BACKGROUND: Apophysomyces species are prevalent in tropical countries and A. variabilis is the second most frequent agent causing mucormycosis in India. Among Apophysomyces species, A. elegans, A. trapeziformis and A. variabilis are commonly incriminated in human infections. The genome sequences of A. elegans and A. trapeziformis are available in public database, but not A. variabilis. We, therefore, performed the whole genome sequence of A. variabilis to explore its genomic structure and possible genes determining the virulence of the organism. RESULTS: The whole genome of A. variabilis NCCPF 102052 was sequenced and the genomic structure of A. variabilis was compared with already available genome structures of A. elegans, A. trapeziformis and other medically important Mucorales. The total size of genome assembly of A. variabilis was 39.38 Mb with 12,764 protein-coding genes. The transposable elements (TEs) were low in Apophysomyces genome and the retrotransposon Ty3-gypsy was the common TE. Phylogenetically, Apophysomyces species were grouped closely with Phycomyces blakesleeanus. OrthoMCL analysis revealed 3025 orthologues proteins, which were common in those three pathogenic Apophysomyces species. Expansion of multiple gene families/duplication was observed in Apophysomyces genomes. Approximately 6% of Apophysomyces genes were predicted to be associated with virulence on PHIbase analysis. The virulence determinants included the protein families of CotH proteins (invasins), proteases, iron utilisation pathways, siderophores and signal transduction pathways.
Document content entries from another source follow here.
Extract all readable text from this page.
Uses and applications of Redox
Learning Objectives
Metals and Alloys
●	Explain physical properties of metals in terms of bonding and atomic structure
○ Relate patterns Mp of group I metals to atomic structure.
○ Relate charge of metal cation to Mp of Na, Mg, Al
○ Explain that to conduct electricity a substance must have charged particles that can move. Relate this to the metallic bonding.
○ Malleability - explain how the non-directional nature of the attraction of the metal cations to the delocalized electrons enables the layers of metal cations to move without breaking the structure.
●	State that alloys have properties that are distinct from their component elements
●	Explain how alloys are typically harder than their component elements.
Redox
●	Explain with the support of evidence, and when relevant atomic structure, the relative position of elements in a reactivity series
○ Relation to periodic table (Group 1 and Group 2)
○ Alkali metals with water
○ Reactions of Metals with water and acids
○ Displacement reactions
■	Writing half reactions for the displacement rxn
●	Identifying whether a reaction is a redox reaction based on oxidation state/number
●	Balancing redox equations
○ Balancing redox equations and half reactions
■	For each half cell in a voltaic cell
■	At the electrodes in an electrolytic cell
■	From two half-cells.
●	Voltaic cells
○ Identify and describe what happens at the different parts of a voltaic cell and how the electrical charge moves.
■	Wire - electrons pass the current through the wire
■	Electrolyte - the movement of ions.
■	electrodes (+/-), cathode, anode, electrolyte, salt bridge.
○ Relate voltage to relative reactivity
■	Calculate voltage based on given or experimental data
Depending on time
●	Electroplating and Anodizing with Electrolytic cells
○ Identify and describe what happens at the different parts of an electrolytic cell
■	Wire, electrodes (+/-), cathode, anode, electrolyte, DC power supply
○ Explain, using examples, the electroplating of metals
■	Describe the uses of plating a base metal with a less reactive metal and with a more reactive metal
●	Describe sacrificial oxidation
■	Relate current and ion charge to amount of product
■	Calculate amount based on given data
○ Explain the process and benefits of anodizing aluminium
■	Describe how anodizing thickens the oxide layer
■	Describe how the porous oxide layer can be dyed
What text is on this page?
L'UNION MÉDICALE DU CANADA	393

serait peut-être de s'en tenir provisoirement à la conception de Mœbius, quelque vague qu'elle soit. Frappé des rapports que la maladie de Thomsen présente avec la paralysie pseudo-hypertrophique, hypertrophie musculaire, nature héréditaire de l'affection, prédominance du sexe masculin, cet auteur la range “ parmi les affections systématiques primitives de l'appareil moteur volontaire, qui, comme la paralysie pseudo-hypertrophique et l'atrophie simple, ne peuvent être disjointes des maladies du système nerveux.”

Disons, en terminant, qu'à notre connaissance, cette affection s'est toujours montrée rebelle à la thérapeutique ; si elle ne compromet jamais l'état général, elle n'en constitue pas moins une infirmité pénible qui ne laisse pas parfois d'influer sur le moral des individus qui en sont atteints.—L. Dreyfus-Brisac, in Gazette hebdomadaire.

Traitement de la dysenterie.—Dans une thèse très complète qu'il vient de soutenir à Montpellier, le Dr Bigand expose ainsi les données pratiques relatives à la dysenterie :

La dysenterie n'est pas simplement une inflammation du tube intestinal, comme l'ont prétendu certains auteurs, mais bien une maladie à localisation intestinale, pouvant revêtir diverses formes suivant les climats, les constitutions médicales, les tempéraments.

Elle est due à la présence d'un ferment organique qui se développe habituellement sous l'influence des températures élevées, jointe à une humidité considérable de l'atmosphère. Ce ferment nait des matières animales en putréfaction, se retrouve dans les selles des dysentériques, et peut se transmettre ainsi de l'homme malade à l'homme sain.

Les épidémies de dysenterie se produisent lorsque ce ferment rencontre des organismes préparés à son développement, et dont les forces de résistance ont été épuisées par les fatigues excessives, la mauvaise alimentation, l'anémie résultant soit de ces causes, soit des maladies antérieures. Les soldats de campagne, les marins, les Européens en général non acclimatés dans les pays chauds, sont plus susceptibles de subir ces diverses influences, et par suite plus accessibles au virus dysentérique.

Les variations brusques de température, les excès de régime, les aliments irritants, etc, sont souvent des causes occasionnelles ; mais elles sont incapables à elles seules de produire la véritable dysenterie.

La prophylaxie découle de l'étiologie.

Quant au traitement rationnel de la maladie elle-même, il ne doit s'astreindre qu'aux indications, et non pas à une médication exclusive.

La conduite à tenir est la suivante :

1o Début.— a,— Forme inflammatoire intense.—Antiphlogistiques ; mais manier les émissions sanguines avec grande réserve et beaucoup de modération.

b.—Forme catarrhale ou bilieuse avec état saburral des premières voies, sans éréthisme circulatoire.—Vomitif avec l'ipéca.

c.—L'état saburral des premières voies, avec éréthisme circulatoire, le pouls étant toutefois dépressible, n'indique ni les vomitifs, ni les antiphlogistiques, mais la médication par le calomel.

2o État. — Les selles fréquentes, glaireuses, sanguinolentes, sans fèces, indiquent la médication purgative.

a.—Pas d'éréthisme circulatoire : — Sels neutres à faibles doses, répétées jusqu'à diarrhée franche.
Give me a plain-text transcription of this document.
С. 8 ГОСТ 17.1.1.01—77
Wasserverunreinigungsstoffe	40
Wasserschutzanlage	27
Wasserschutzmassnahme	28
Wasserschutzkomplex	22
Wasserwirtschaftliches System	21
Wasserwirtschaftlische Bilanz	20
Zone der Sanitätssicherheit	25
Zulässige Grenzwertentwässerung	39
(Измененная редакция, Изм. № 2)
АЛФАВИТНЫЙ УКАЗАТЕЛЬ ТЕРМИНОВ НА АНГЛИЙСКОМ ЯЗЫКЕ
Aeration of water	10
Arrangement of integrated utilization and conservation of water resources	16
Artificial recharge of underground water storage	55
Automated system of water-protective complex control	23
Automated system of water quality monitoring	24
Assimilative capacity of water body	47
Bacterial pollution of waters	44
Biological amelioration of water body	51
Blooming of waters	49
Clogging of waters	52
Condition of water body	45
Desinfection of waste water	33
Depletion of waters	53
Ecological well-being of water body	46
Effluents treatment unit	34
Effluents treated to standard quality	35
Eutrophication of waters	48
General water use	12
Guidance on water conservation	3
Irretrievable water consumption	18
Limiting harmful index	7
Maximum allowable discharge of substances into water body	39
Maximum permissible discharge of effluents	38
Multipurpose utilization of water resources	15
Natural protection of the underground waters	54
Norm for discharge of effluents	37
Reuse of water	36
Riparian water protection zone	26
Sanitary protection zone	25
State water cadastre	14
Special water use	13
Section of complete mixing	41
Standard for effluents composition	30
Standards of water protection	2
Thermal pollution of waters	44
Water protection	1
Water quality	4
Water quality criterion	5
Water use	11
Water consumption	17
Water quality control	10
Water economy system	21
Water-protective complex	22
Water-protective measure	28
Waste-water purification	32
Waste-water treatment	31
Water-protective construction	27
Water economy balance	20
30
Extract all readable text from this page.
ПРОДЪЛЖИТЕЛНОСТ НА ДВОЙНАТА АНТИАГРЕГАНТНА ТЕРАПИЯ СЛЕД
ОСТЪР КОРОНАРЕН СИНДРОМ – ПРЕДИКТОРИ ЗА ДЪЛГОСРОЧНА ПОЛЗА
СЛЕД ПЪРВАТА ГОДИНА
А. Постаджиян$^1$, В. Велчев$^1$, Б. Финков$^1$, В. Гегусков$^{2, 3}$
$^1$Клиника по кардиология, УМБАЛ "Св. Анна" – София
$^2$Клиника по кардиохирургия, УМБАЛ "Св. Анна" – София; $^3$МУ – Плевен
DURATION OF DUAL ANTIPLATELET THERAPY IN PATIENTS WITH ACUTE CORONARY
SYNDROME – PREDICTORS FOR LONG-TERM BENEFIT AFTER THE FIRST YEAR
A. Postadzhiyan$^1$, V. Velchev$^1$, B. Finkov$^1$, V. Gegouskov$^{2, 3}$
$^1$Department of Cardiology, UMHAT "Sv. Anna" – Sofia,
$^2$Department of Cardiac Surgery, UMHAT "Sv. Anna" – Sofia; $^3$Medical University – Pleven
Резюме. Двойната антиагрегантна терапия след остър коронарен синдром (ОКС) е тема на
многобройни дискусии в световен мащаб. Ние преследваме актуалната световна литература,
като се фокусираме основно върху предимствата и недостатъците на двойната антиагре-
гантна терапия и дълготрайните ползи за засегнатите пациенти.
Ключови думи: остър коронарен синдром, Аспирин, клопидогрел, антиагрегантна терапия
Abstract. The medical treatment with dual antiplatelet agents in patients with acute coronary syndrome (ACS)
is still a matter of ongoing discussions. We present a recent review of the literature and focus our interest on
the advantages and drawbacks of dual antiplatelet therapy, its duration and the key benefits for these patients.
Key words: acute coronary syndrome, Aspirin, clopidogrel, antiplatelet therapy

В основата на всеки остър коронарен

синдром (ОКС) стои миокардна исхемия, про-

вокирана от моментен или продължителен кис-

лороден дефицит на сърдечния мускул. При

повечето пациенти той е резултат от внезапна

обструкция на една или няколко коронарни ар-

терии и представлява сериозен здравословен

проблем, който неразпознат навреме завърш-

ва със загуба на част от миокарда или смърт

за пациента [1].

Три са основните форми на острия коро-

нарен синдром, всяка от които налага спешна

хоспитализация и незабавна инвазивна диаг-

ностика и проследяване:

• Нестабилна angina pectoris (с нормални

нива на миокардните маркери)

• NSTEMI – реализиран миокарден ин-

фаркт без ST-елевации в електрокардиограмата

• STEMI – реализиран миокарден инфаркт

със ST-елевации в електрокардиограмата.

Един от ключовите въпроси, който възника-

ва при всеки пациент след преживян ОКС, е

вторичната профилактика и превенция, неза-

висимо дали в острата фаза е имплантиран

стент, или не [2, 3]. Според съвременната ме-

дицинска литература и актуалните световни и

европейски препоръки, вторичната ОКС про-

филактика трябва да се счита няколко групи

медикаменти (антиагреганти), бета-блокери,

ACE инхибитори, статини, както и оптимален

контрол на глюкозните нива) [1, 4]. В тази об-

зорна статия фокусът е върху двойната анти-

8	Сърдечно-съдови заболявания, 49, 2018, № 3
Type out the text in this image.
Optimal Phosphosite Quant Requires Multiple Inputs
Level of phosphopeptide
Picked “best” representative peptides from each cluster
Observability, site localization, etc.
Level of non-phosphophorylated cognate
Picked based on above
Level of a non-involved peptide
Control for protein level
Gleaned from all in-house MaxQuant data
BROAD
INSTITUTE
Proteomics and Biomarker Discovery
Serine proteases were the major group of proteases found in all Apophysomyces genomes. The carbohydrate active enzymes (CAZymes) constitute the majority of the secretory proteins. CONCLUSION: The present study is the maiden attempt to sequence and analyze the genomic structure of A. variabilis. Together with available genome sequence of A. elegans and A. trapeziformis, the study helped to indicate the possible virulence determinants of pathogenic Apophysomyces species. The presence of unique CAZymes in cell wall might be exploited in future for antifungal drug development.